By and large, most of the men who had great success hammering the ball before age 25 went on the have above average to great careers, but there are a few outliers such as Bob Horner, who hit 129 by the time he was 25 but only 89 more after that, and Hal Trosky, who hit 136 by 25 but only 92 afterwards in a career cut short by unbearable migraine headaches. Injuries also affected the career of Eric Chavez, while Tom Brunansky and Cesar Cedeno never quite followed through on the careers people expected of them.
Two Reasons it Doesn't Happen More
There are two primary reasons hitting 100 homers before age 25 is such a rarity. One is that you have to start fairly young, and many players don’t reach the majors until age 23 or later. Aaron Judge, for example, may end up having a great career hitting homers, but when he turned 25 on April 26 he had hit only 10 career long balls.

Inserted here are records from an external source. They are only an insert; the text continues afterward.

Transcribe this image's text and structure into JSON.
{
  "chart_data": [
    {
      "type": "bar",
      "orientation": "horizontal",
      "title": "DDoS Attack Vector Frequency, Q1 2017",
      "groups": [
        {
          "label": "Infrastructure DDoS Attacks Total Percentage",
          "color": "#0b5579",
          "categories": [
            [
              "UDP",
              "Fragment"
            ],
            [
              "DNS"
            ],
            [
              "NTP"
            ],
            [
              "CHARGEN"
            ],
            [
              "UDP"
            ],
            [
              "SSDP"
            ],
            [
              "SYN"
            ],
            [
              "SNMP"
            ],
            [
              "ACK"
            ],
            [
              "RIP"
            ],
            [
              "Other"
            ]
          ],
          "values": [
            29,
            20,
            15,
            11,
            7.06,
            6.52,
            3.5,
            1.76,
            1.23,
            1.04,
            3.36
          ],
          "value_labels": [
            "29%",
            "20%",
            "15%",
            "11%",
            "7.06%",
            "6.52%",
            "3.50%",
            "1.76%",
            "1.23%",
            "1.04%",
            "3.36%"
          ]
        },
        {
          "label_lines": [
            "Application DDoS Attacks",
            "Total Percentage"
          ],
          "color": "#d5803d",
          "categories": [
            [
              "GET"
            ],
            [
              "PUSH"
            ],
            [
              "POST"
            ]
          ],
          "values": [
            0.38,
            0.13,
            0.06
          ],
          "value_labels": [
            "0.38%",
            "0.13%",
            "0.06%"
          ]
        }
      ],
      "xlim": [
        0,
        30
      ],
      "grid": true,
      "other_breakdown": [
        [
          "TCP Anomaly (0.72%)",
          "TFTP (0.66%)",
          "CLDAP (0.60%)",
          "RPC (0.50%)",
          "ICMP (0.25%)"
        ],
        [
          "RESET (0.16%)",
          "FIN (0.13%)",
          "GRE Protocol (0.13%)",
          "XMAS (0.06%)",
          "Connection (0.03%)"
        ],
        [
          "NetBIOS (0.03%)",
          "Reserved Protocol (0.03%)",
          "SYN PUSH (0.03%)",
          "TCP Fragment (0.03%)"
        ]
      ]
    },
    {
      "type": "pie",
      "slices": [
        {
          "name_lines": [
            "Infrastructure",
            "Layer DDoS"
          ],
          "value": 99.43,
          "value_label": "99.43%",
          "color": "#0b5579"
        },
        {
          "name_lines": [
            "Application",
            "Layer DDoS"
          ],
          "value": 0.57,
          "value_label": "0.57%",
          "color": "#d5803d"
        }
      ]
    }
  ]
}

The other issue is that many players don’t fully mature physically until they’re 24 or later. Starlin Castro, for example, got in five seasons before he turned 25 and had only 51 career homers. Last year he hit 21 and has 12 so far this season because he’s bigger, stronger and smarter.
Two More Possibilities
It takes a special talent to have the raw power to hit homers at an early age like Harper, Machado and the rest so reaching 100 before age 25 will continue to be a rarity. Currently only two players are in a position to make a run at that number – Rougned Odor, who currently has 78 and won’t turn 25 until after the 2018 season, and Carlos Correa, who has 62 and won’t reach 25 until Sept. 22, 2019.

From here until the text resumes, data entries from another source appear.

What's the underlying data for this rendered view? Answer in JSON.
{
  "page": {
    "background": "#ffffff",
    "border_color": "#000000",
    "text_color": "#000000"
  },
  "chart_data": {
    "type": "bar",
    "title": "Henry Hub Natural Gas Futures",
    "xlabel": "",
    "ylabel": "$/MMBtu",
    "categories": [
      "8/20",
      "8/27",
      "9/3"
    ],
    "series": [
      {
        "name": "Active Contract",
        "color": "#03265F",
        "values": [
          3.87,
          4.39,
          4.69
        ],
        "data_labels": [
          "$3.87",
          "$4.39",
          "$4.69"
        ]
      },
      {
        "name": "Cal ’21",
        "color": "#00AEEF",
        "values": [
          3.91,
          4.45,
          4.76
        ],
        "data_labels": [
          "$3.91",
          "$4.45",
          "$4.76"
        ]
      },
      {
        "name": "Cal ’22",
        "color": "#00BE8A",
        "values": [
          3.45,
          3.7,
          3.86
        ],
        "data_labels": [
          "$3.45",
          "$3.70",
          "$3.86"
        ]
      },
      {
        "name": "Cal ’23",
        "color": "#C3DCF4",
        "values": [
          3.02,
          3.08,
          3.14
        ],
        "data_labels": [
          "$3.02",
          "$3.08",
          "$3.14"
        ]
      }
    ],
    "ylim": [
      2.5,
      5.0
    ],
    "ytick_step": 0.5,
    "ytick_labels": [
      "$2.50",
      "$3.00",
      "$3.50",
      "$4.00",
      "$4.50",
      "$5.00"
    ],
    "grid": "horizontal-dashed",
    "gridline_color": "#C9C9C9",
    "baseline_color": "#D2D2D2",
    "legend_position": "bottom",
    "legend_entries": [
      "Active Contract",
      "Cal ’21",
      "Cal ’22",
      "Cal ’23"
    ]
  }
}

GaryKauffman (author) from North Augusta, South Carolina on May 22, 2017:
Schwarber has a chance to be a great player but no chance of reaching 100 homers before he turns 25 next March. He would have to hit 84 homers this year to reach that mark. Joey Gallo has a chance since he doesn't turn 25 until after the 2018 season. But he has to average 47 homers per season for each of the next two years to do it - a stretch but possible with his power if he can make contact a little more frequently. Wesman Todd Shaw, it looks like you live in a great town if you could just add one more "f" to the name!

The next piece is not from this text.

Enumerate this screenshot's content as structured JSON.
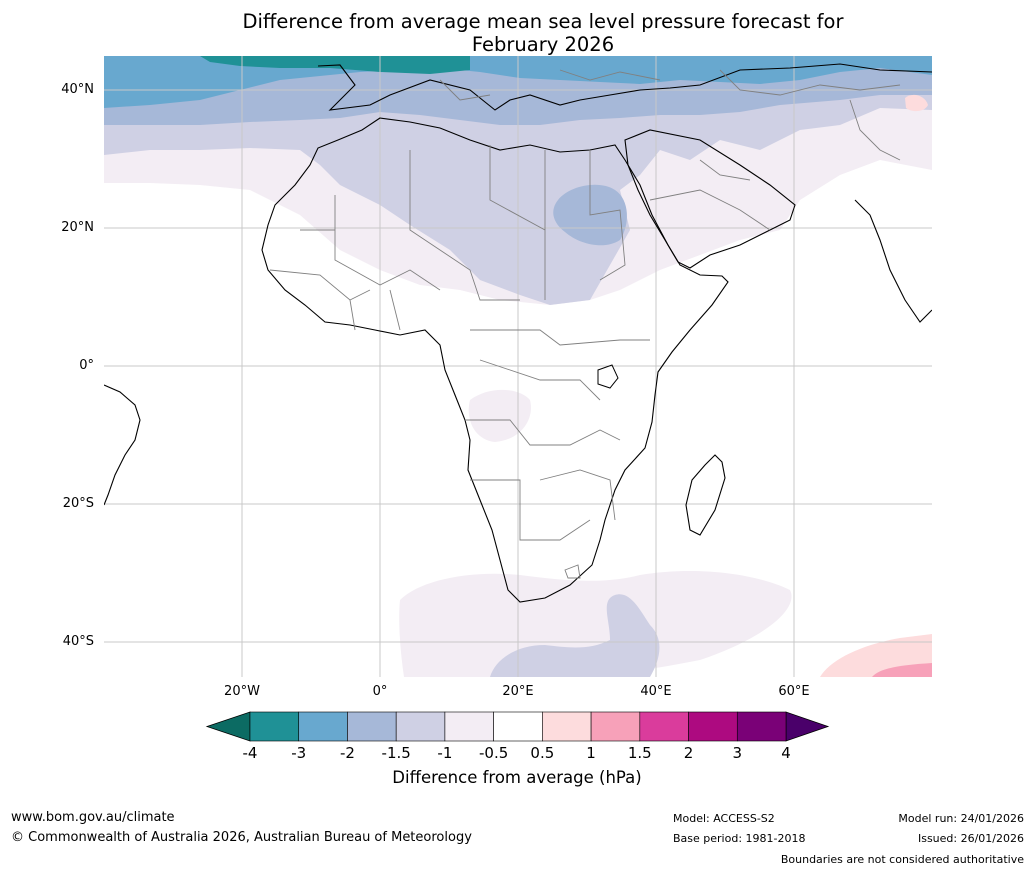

Matthew DeWitte from Madison, Wisconsin on May 20, 2017:
Awesome article, one player I think that has a chance at the record would be Kyle Schwarber. He has the power like the Babe himself. I enjoy your articles!
Wesman Todd Shaw from Kaufman, Texas on May 19, 2017:
Great article, and I'm pleased whenever I see other folks who love baseball like I do.
Joey Gallo could hit 50 this year at age 23. He's the real deal, and I don't think we care any more if he only hits .200 in a season.
I'm rooting for Gallo to best Judge this year. I'm a Texan.
I don't guess I'd thought about Bob Horner since 1986. Was pleased to be reminded about him.